When Donbahadur heard the news he was almost as upset as we were. Tulbahadur was in the kitchen (he seems to breakfast here more often than not) and immediately we all went to Patan in Sigrid’s car.
The police station is among the oldest and loveliest of Patan’s Newari buildings. In a wall-niche on one side of the main entrance stands a statue of Hanuman, the Monkey God, and this ancient sculpture is regularly smeared by the devout with red and yellow powder and paint. The eaves of the building are supported and the lintels decorated by very detailed carvings of naked gods and goddesses being no better than the
y should be – a form of art often alleged to be obscene, though to me it seems more witty than smutty. One can understand that it might not be considered the most apt sort of embellishment for a European police station; but if the Nepalese have retained enough balance to see the humour in sex this is surely a matter for congratulation rather than criticism.
Inside the building a rickety stairway led to the top-floor office of the Chief of Police; his unstable desk occupied one corner beside the small windows, the exquisitely carved shutters of which were lifted inwards and hooked to the low rafters during the day. The officer himself was fat, elderly and badly pock-marked, with a shaven head and steel-rimmed spectacles. On our arrival he gazed silently at us, his expression conveying some deep-rooted dislike for robbed memsahibs, and after a moment told us through Donbahadur that we would have to await the appearance of the police interpreter – who might or might not report for duty before lunch-time.
The four of us then sat on a bench near the window, and an hour later we were surprised by the arrival of Lal Rana, the young interpreter, whose relative punctuality made me suspect that the Chief’s pessimism on this point had been a ruse to drive us impatient foreigners away.

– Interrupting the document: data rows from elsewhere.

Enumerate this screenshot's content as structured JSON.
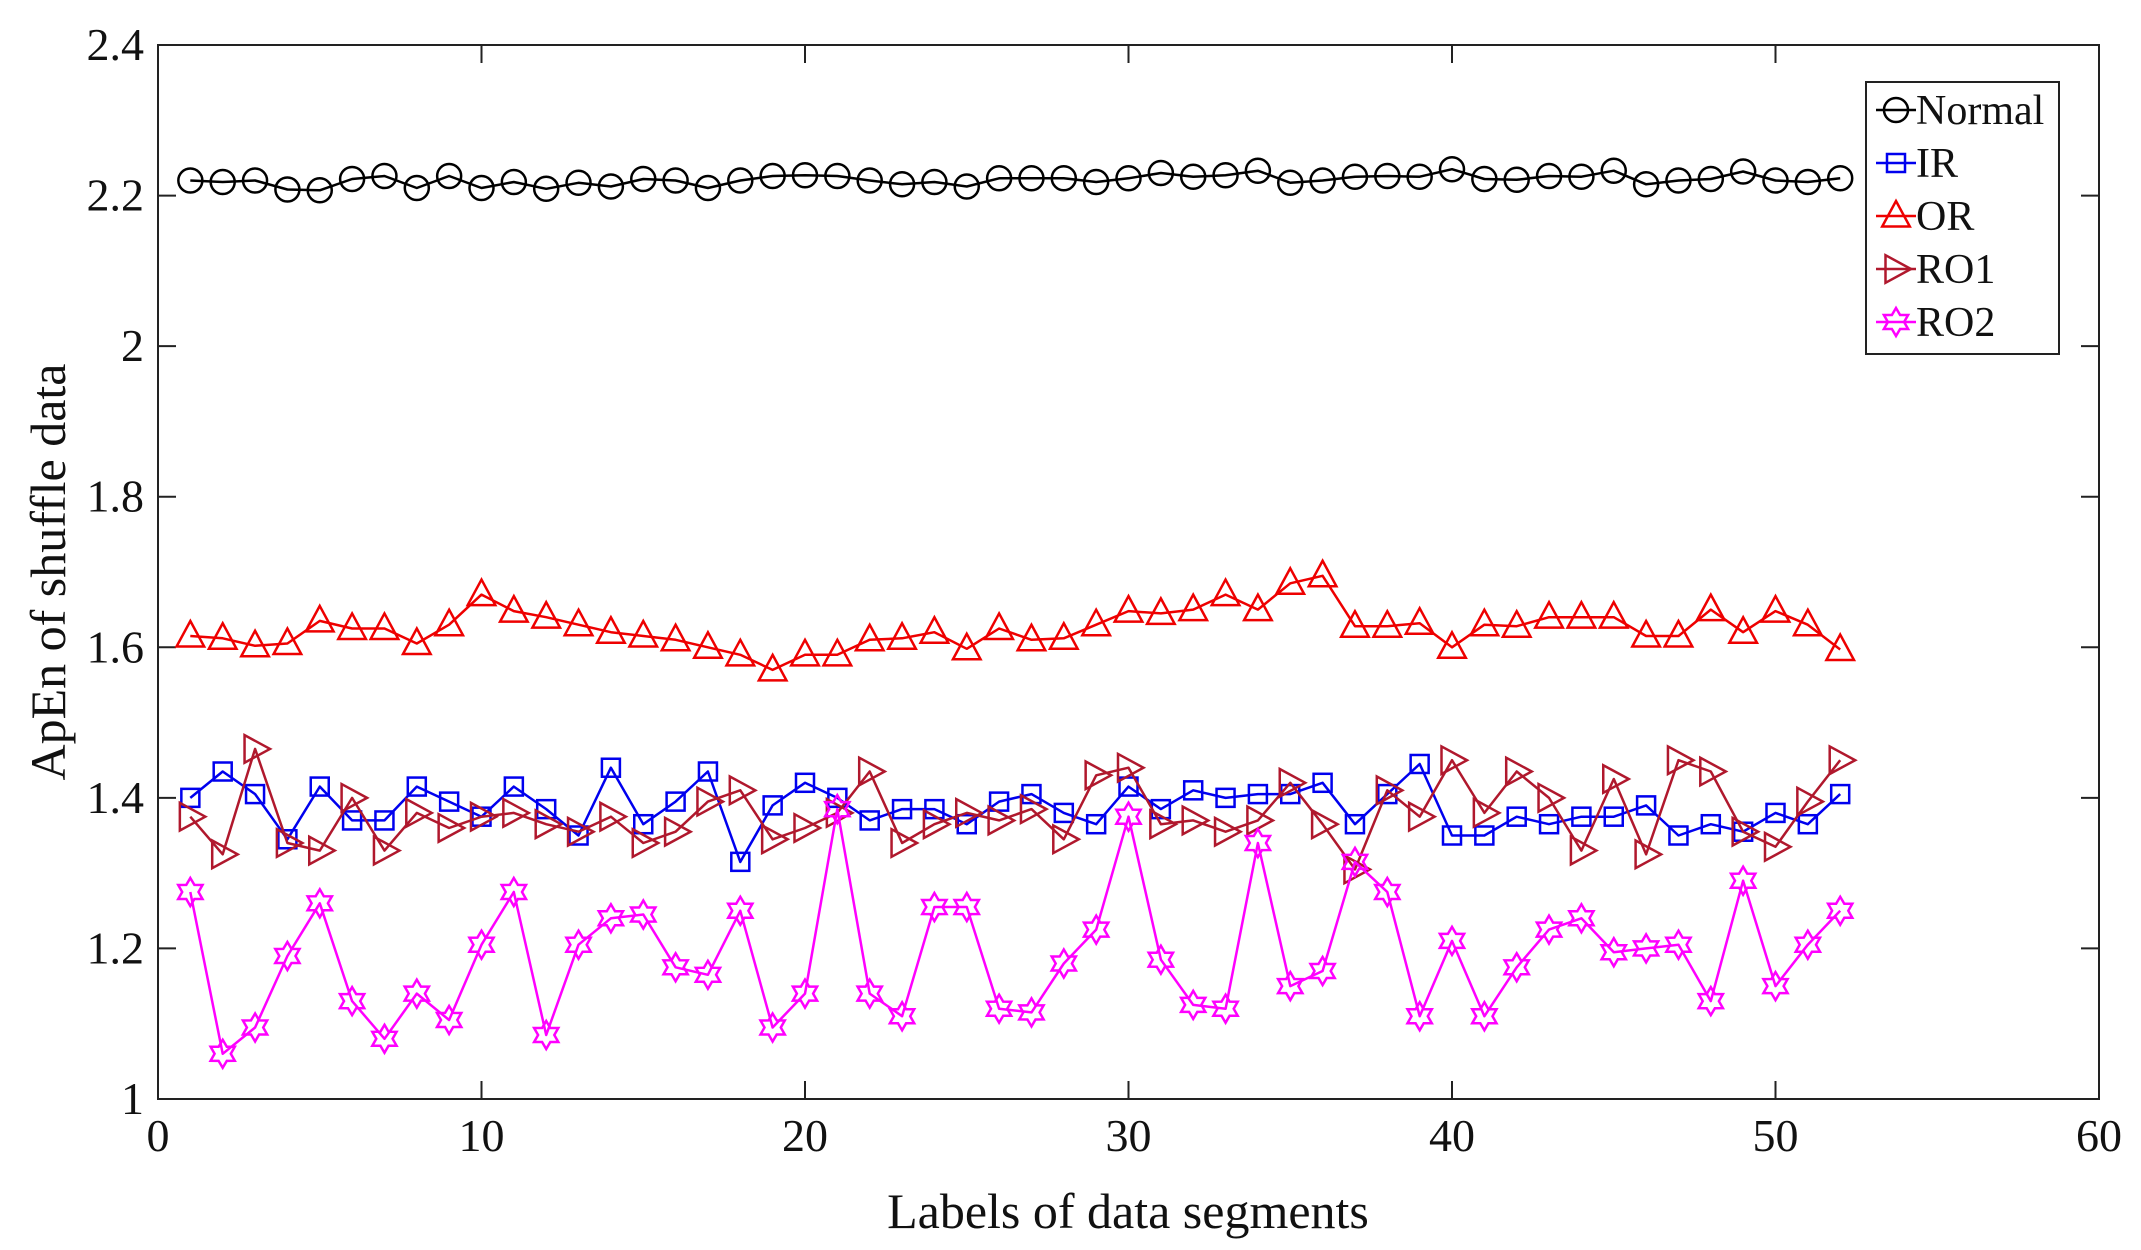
{
  "chart_data": {
    "type": "line",
    "title": "",
    "xlabel": "Labels of data segments",
    "ylabel": "ApEn of shuffle data",
    "xlim": [
      0,
      60
    ],
    "ylim": [
      1,
      2.4
    ],
    "xticks": [
      0,
      10,
      20,
      30,
      40,
      50,
      60
    ],
    "yticks": [
      1,
      1.2,
      1.4,
      1.6,
      1.8,
      2,
      2.2,
      2.4
    ],
    "ytick_labels": [
      "1",
      "1.2",
      "1.4",
      "1.6",
      "1.8",
      "2",
      "2.2",
      "2.4"
    ],
    "grid": false,
    "legend_position": "top-right",
    "x": [
      1,
      2,
      3,
      4,
      5,
      6,
      7,
      8,
      9,
      10,
      11,
      12,
      13,
      14,
      15,
      16,
      17,
      18,
      19,
      20,
      21,
      22,
      23,
      24,
      25,
      26,
      27,
      28,
      29,
      30,
      31,
      32,
      33,
      34,
      35,
      36,
      37,
      38,
      39,
      40,
      41,
      42,
      43,
      44,
      45,
      46,
      47,
      48,
      49,
      50,
      51,
      52
    ],
    "series": [
      {
        "name": "Normal",
        "color": "#000000",
        "marker": "circle",
        "values": [
          2.22,
          2.218,
          2.22,
          2.208,
          2.207,
          2.222,
          2.226,
          2.21,
          2.226,
          2.21,
          2.218,
          2.209,
          2.217,
          2.212,
          2.222,
          2.22,
          2.21,
          2.22,
          2.226,
          2.227,
          2.226,
          2.22,
          2.215,
          2.218,
          2.212,
          2.223,
          2.223,
          2.223,
          2.218,
          2.223,
          2.23,
          2.225,
          2.227,
          2.233,
          2.217,
          2.22,
          2.225,
          2.226,
          2.225,
          2.235,
          2.222,
          2.221,
          2.226,
          2.225,
          2.233,
          2.215,
          2.22,
          2.222,
          2.232,
          2.22,
          2.218,
          2.223
        ]
      },
      {
        "name": "IR",
        "color": "#0000ee",
        "marker": "square",
        "values": [
          1.4,
          1.435,
          1.405,
          1.345,
          1.415,
          1.37,
          1.37,
          1.415,
          1.395,
          1.375,
          1.415,
          1.385,
          1.35,
          1.44,
          1.365,
          1.395,
          1.435,
          1.315,
          1.39,
          1.42,
          1.4,
          1.37,
          1.385,
          1.385,
          1.365,
          1.395,
          1.405,
          1.38,
          1.365,
          1.415,
          1.385,
          1.41,
          1.4,
          1.405,
          1.405,
          1.42,
          1.365,
          1.405,
          1.445,
          1.35,
          1.35,
          1.375,
          1.365,
          1.375,
          1.375,
          1.39,
          1.35,
          1.365,
          1.355,
          1.38,
          1.365,
          1.405
        ]
      },
      {
        "name": "OR",
        "color": "#ee0000",
        "marker": "triangle-up",
        "values": [
          1.615,
          1.612,
          1.602,
          1.605,
          1.635,
          1.625,
          1.625,
          1.605,
          1.63,
          1.67,
          1.648,
          1.64,
          1.63,
          1.62,
          1.615,
          1.61,
          1.6,
          1.59,
          1.57,
          1.59,
          1.59,
          1.61,
          1.612,
          1.62,
          1.598,
          1.625,
          1.61,
          1.612,
          1.63,
          1.648,
          1.645,
          1.65,
          1.67,
          1.65,
          1.685,
          1.695,
          1.628,
          1.628,
          1.632,
          1.6,
          1.63,
          1.628,
          1.64,
          1.64,
          1.64,
          1.615,
          1.615,
          1.65,
          1.62,
          1.648,
          1.63,
          1.597
        ]
      },
      {
        "name": "RO1",
        "color": "#b0182d",
        "marker": "triangle-right",
        "values": [
          1.375,
          1.325,
          1.465,
          1.34,
          1.33,
          1.4,
          1.33,
          1.38,
          1.36,
          1.375,
          1.38,
          1.365,
          1.355,
          1.375,
          1.34,
          1.355,
          1.395,
          1.41,
          1.345,
          1.36,
          1.38,
          1.435,
          1.34,
          1.365,
          1.38,
          1.37,
          1.385,
          1.345,
          1.43,
          1.44,
          1.365,
          1.37,
          1.355,
          1.37,
          1.42,
          1.365,
          1.305,
          1.41,
          1.375,
          1.45,
          1.38,
          1.435,
          1.4,
          1.33,
          1.425,
          1.325,
          1.45,
          1.435,
          1.355,
          1.335,
          1.395,
          1.45
        ]
      },
      {
        "name": "RO2",
        "color": "#ff00ff",
        "marker": "hexagram",
        "values": [
          1.275,
          1.06,
          1.095,
          1.19,
          1.26,
          1.13,
          1.08,
          1.14,
          1.105,
          1.205,
          1.275,
          1.085,
          1.205,
          1.24,
          1.245,
          1.175,
          1.165,
          1.25,
          1.095,
          1.14,
          1.385,
          1.14,
          1.11,
          1.255,
          1.255,
          1.12,
          1.115,
          1.18,
          1.225,
          1.375,
          1.185,
          1.125,
          1.12,
          1.34,
          1.15,
          1.17,
          1.315,
          1.275,
          1.11,
          1.21,
          1.11,
          1.175,
          1.225,
          1.24,
          1.195,
          1.2,
          1.205,
          1.13,
          1.29,
          1.15,
          1.205,
          1.25
        ]
      }
    ]
  }
}
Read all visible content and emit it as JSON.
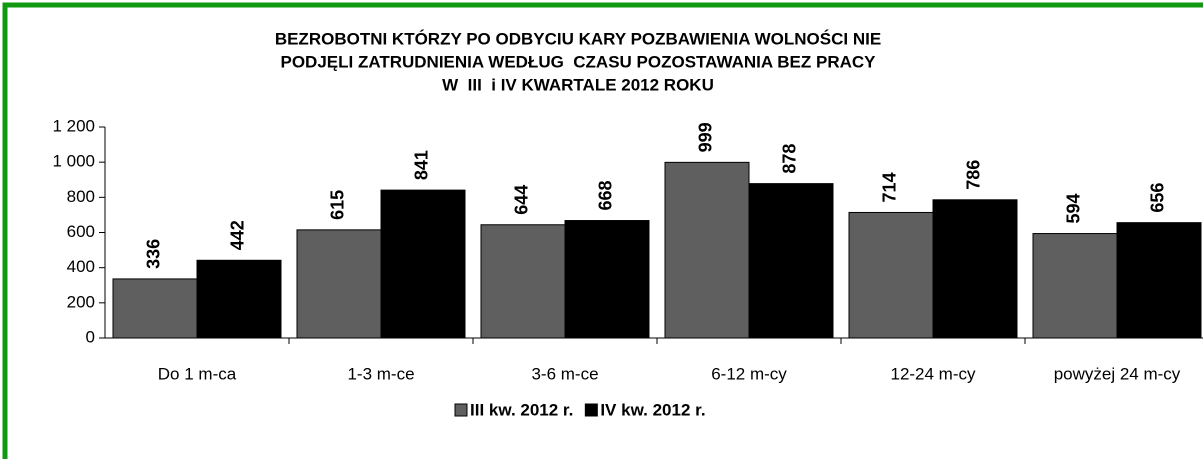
{
  "chart_data": {
    "type": "bar",
    "title": [
      "BEZROBOTNI KTÓRZY PO ODBYCIU KARY POZBAWIENIA WOLNOŚCI NIE",
      "PODJĘLI ZATRUDNIENIA WEDŁUG  CZASU POZOSTAWANIA BEZ PRACY",
      "W  III  i IV KWARTALE 2012 ROKU"
    ],
    "categories": [
      "Do 1 m-ca",
      "1-3 m-ce",
      "3-6 m-ce",
      "6-12 m-cy",
      "12-24 m-cy",
      "powyżej 24 m-cy"
    ],
    "series": [
      {
        "name": "III kw. 2012 r.",
        "color": "#5f5f5f",
        "values": [
          336,
          615,
          644,
          999,
          714,
          594
        ]
      },
      {
        "name": "IV kw. 2012 r.",
        "color": "#000000",
        "values": [
          442,
          841,
          668,
          878,
          786,
          656
        ]
      }
    ],
    "ylim": [
      0,
      1200
    ],
    "yticks": [
      0,
      200,
      400,
      600,
      800,
      {
        "value": 1000,
        "label": "1 000"
      },
      {
        "value": 1200,
        "label": "1 200"
      }
    ],
    "legend": "bottom"
  }
}
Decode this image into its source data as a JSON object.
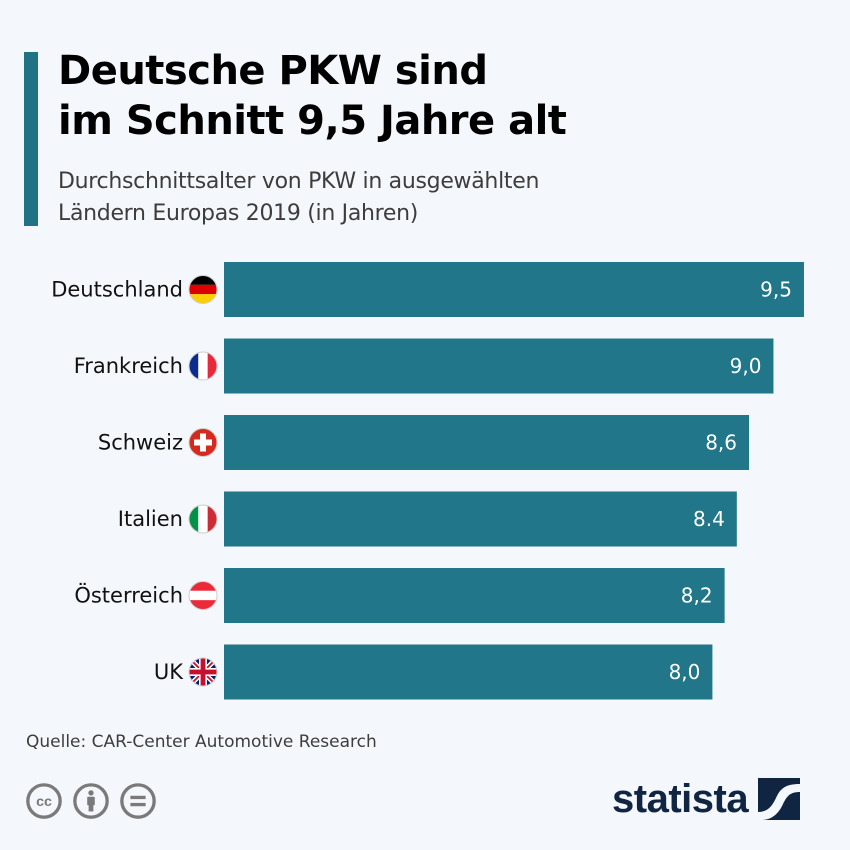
{
  "header": {
    "title_line1": "Deutsche PKW sind",
    "title_line2": "im Schnitt 9,5 Jahre alt",
    "subtitle_line1": "Durchschnittsalter von PKW in ausgewählten",
    "subtitle_line2": "Ländern Europas 2019 (in Jahren)"
  },
  "colors": {
    "accent": "#1f7385",
    "bar": "#217689",
    "background": "#f4f7fb",
    "logo": "#0f2542"
  },
  "chart_data": {
    "type": "bar",
    "orientation": "horizontal",
    "title": "Deutsche PKW sind im Schnitt 9,5 Jahre alt",
    "subtitle": "Durchschnittsalter von PKW in ausgewählten Ländern Europas 2019 (in Jahren)",
    "xlabel": "",
    "ylabel": "",
    "xlim": [
      0,
      9.5
    ],
    "grid": false,
    "categories": [
      "Deutschland",
      "Frankreich",
      "Schweiz",
      "Italien",
      "Österreich",
      "UK"
    ],
    "values": [
      9.5,
      9.0,
      8.6,
      8.4,
      8.2,
      8.0
    ],
    "value_labels": [
      "9,5",
      "9,0",
      "8,6",
      "8.4",
      "8,2",
      "8,0"
    ],
    "flags": [
      "germany-flag",
      "france-flag",
      "switzerland-flag",
      "italy-flag",
      "austria-flag",
      "uk-flag"
    ]
  },
  "footer": {
    "source": "Quelle: CAR-Center Automotive Research",
    "license_icons": [
      "cc-icon",
      "attribution-icon",
      "no-derivatives-icon"
    ],
    "logo_text": "statista"
  }
}
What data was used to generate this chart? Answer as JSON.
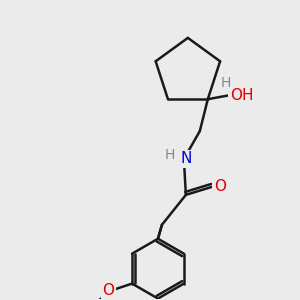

Lal Rana was amiable but inept; when Sigrid attempted to make her statement he – and all his colleagues – showed far less interest in the crime than they did in her and my ages, occupations, passport numbers, home addresses and next-of-kin. Then the interpreter proudly announced that the police had ‘a panel of local thieves’ whom they would now proceed to question – whereupon Sigrid suggested, a trifle acidly, that were they to pay just a little attention to her description of the stolen articles their investigations might prove more fruitful. At once it was generally agreed that a list of the missing goods would indeed be helpful; then Lal Rana suddenly got very excited, said that of course they could take fingerprints too and dashed off to collect the relevant apparatus. This was bought last month from the Lucknow police, who had decided to replace it by some rather more up-to-date equipment; and when I saw it I realised that the Lucknow police had not made their decision prematurely.